- English-language poster
- Danish: Nabospionen
- Directed by: Karla von Bengtson [da]
- Screenplay by: Karla von Bengtson
- Produced by: Mette Valbjørn Skøtt Fie Ørnsø
- Edited by: Linda Jildmalm
- Music by: Nathan Larson Lanre Odunlami
- Distributed by: Copenhagen Bombay TriCoast Entertainment
- Release date: 10 August 2017;
- Running time: 77 minutes
- Country: Denmark
- Language: Danish

= Next Door Spy =

Danish animated film

Next Door Spy (Nabospionen)—also known as Agathe Christine: Next Door Spy—is a 2017 Danish 2D-animated detective film written and directed by Karla von Bengtson (in her feature directorial debut). Released on 10 August 2017 by Copenhagen Bombay, an English dub was released on 16 June 2020 by TriCoast Entertainment. Despite the film's name, the plot has no relation to any of Agatha Christie's detective novels.

== Premise ==
Agathe Christine, or AC as she calls herself, wants to become a real detective, and establishes her own makeshift detective bureau in the basement of her home. One day, she meets a mysterious boy, Vincent, in a local shop, leading her to devote her full time and energy to surveilling him.

== Voice cast ==
The Danish voice cast for the film.
- Simone Edemann Møgelbjerg as Agathe "AC" Christine
- Oliver Bøtcher Herlevsen as Vincent
- Kristine Sloth as Sanne
- Anne-Grethe Bjarup Riis as Mor
- Søs Egelind as Varanen
- Tommy Kenter as Kiosk-Arne
- Dar Salim as Vincent's father
- Albert Rudbeck Lindhardt as Vincent's brother
- Harald Kaiser Hermann as skater boy
- Mille Lunderskov as selfie girl
- Viggo Bengtson as Lillebror Bertil
- Annevig Schelde Ebbe as the GPS voice

== Release and reception ==
Next Door Spy was released in Danish cinemas on 10 August 2017 by Copenhagen Bombay. An English dub was released on 16 June 2020 by TriCoast Entertainment. Critically, it received generally positive reviews in Denmark, but foreign reception was mixed. The story and characters received praise, but criticism was directed at the English dub's profanity and the talking lizard character as unnecessary.

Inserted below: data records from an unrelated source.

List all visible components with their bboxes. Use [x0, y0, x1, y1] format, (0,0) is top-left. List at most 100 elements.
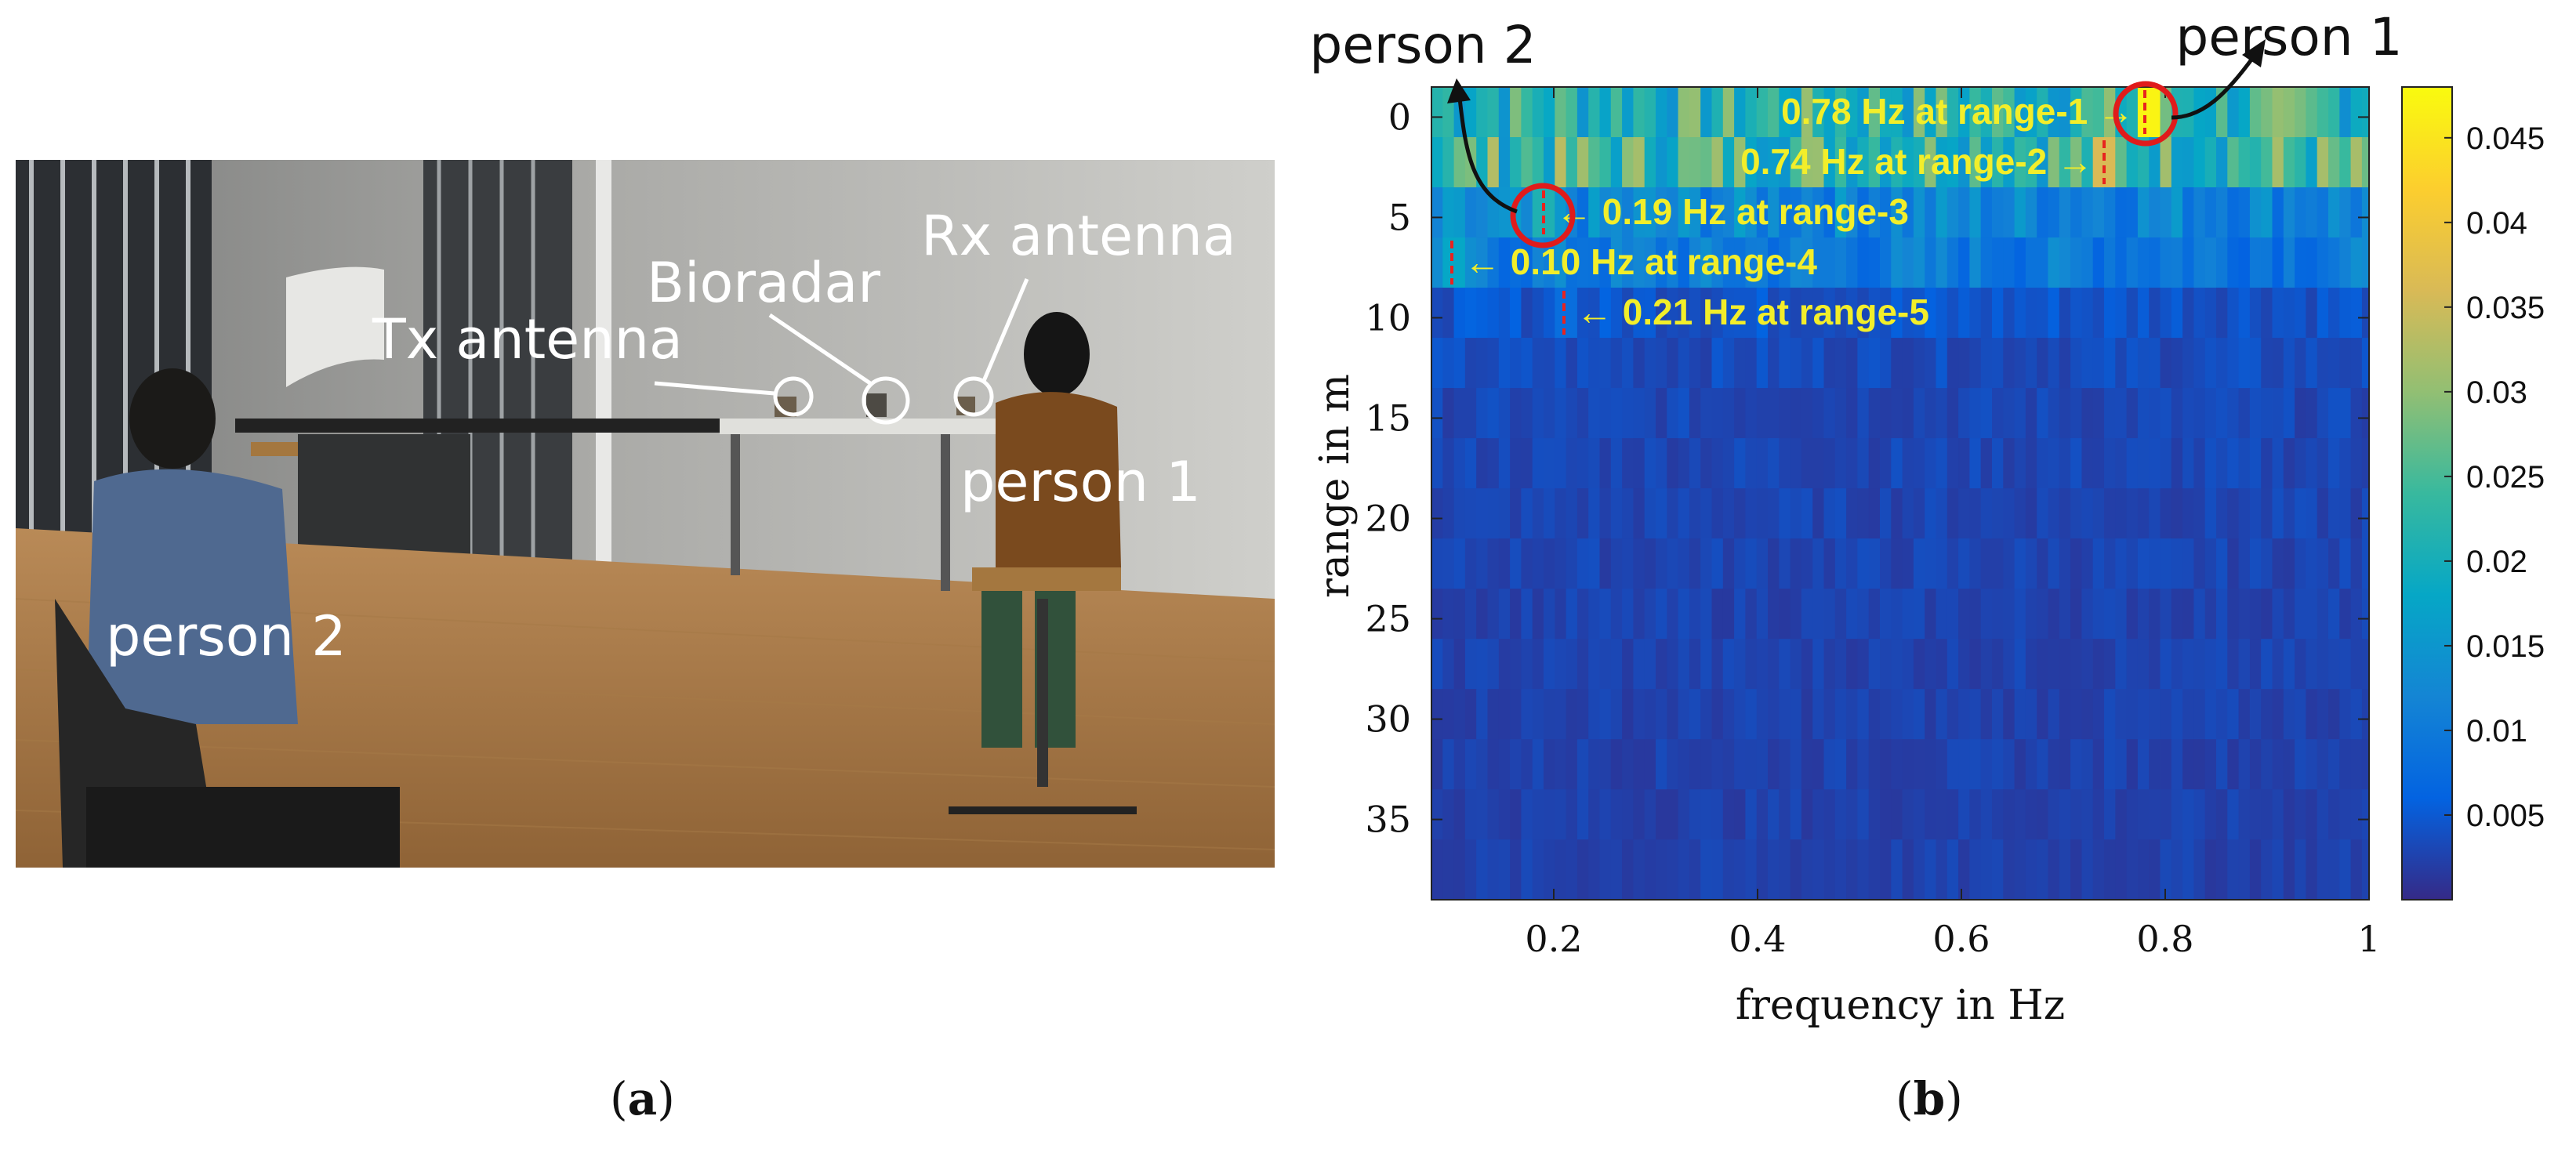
heatmap-cell [1779, 288, 1791, 339]
heatmap-cell [1992, 689, 2004, 740]
x-axis-label: frequency in Hz [1736, 982, 2065, 1029]
heatmap-cell [1689, 388, 1701, 439]
heatmap-cell [1868, 538, 1881, 589]
heatmap-cell [1980, 137, 1993, 188]
heatmap-cell [1947, 689, 1959, 740]
heatmap-cell [2193, 187, 2206, 238]
heatmap-cell [2328, 689, 2340, 740]
heatmap-cell [2261, 338, 2273, 389]
heatmap-cell [1700, 839, 1713, 900]
heatmap-cell [2249, 739, 2262, 790]
heatmap-cell [2037, 689, 2049, 740]
heatmap-cell [2283, 187, 2295, 238]
heatmap-cell [1566, 388, 1578, 439]
heatmap-cell [1812, 388, 1825, 439]
heatmap-cells [1431, 87, 2369, 900]
heatmap-cell [2092, 438, 2105, 489]
heatmap-cell [1633, 388, 1645, 439]
heatmap-cell [1834, 187, 1847, 238]
plot-frame [1431, 86, 2370, 901]
heatmap-cell [2317, 388, 2329, 439]
heatmap-cell [2059, 488, 2071, 539]
heatmap-cell [1925, 288, 1937, 339]
heatmap-cell [1969, 187, 1982, 238]
heatmap-cell [2171, 338, 2183, 389]
heatmap-cell [1544, 639, 1555, 690]
heatmap-cell [1689, 137, 1701, 188]
heatmap-cell [2059, 589, 2071, 640]
heatmap-cell [1857, 589, 1870, 640]
x-tick-label: 0.4 [1729, 918, 1786, 960]
heatmap-cell [1476, 488, 1489, 539]
heatmap-cell [1734, 589, 1746, 640]
heatmap-cell [1868, 789, 1881, 840]
heatmap-cell [2037, 137, 2049, 188]
heatmap-cell [2283, 839, 2295, 900]
heatmap-cell [1834, 288, 1847, 339]
heatmap-cell [2283, 739, 2295, 790]
heatmap-cell [2003, 689, 2015, 740]
heatmap-cell [1857, 338, 1870, 389]
heatmap-cell [1722, 689, 1735, 740]
heatmap-cell [1453, 187, 1466, 238]
heatmap-cell [1722, 538, 1735, 589]
heatmap-cell [2025, 488, 2037, 539]
peak-label: 0.78 Hz at range-1 → [1781, 91, 2134, 132]
heatmap-cell [1622, 739, 1634, 790]
heatmap-cell [2037, 589, 2049, 640]
heatmap-cell [2149, 589, 2161, 640]
heatmap-cell [1790, 689, 1802, 740]
heatmap-cell [2003, 438, 2015, 489]
colorbar [2401, 86, 2453, 901]
heatmap-cell [1633, 689, 1645, 740]
heatmap-cell [1689, 639, 1701, 690]
heatmap-cell [1779, 137, 1791, 188]
heatmap-cell [1711, 388, 1724, 439]
heatmap-cell [2272, 237, 2284, 288]
heatmap-cell [1790, 789, 1802, 840]
heatmap-cell [2328, 639, 2340, 690]
heatmap-cell [2104, 689, 2116, 740]
heatmap-cell [2204, 739, 2217, 790]
heatmap-cell [1846, 789, 1858, 840]
heatmap-cell [1846, 488, 1858, 539]
heatmap-cell [2350, 237, 2363, 288]
heatmap-cell [1958, 789, 1970, 840]
heatmap-cell [1768, 589, 1780, 640]
heatmap-cell [2115, 388, 2128, 439]
heatmap-cell [1880, 639, 1892, 690]
heatmap-cell [1857, 538, 1870, 589]
heatmap-cell [1689, 689, 1701, 740]
heatmap-cell [2126, 187, 2139, 238]
heatmap-cell [1745, 739, 1758, 790]
heatmap-cell [2137, 438, 2150, 489]
heatmap-cell [2070, 739, 2082, 790]
heatmap-cell [2081, 589, 2094, 640]
person-2-annotation: person 2 [1309, 15, 1536, 75]
heatmap-cell [2115, 338, 2128, 389]
y-tick-label: 10 [1365, 296, 1411, 339]
heatmap-cell [1599, 538, 1612, 589]
heatmap-cell [1656, 639, 1667, 690]
heatmap-cell [2014, 237, 2026, 288]
heatmap-cell [1768, 488, 1780, 539]
heatmap-cell [1936, 237, 1948, 288]
heatmap-cell [1846, 538, 1858, 589]
heatmap-cell [1902, 187, 1914, 238]
heatmap-cell [1722, 137, 1735, 188]
heatmap-cell [2070, 538, 2082, 589]
heatmap-cell [2328, 237, 2340, 288]
heatmap-cell [2283, 438, 2295, 489]
heatmap-cell [1453, 789, 1466, 840]
heatmap-cell [2104, 237, 2116, 288]
heatmap-cell [2137, 689, 2150, 740]
heatmap-cell [1925, 739, 1937, 790]
heatmap-cell [2272, 338, 2284, 389]
heatmap-cell [1521, 237, 1533, 288]
heatmap-cell [1476, 338, 1489, 389]
heatmap-cell [2238, 438, 2251, 489]
heatmap-cell [2070, 338, 2082, 389]
heatmap-cell [1610, 689, 1623, 740]
heatmap-cell [1834, 438, 1847, 489]
peak-labels: 0.78 Hz at range-1 → 0.74 Hz at range-2 →… [1464, 91, 2134, 332]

Jacob Wendt Jensen, writing for Berlingske, gave the film five out of six stars, stating that the plot "is both exciting, charming and offers surprises," further adding "Next Door Spy can engage anyone who has the heart and their curiosity in the cinema." Bobby LePire of Film Threat, who gave the film a more critical score of one out of ten, was particularly critical of Agathe Christine's mother, stating that her not trying to understand Agathe's detective hobby made her "one of the worst, most unsympathetic parents in any movie who does not actively abuse or neglect their offspring."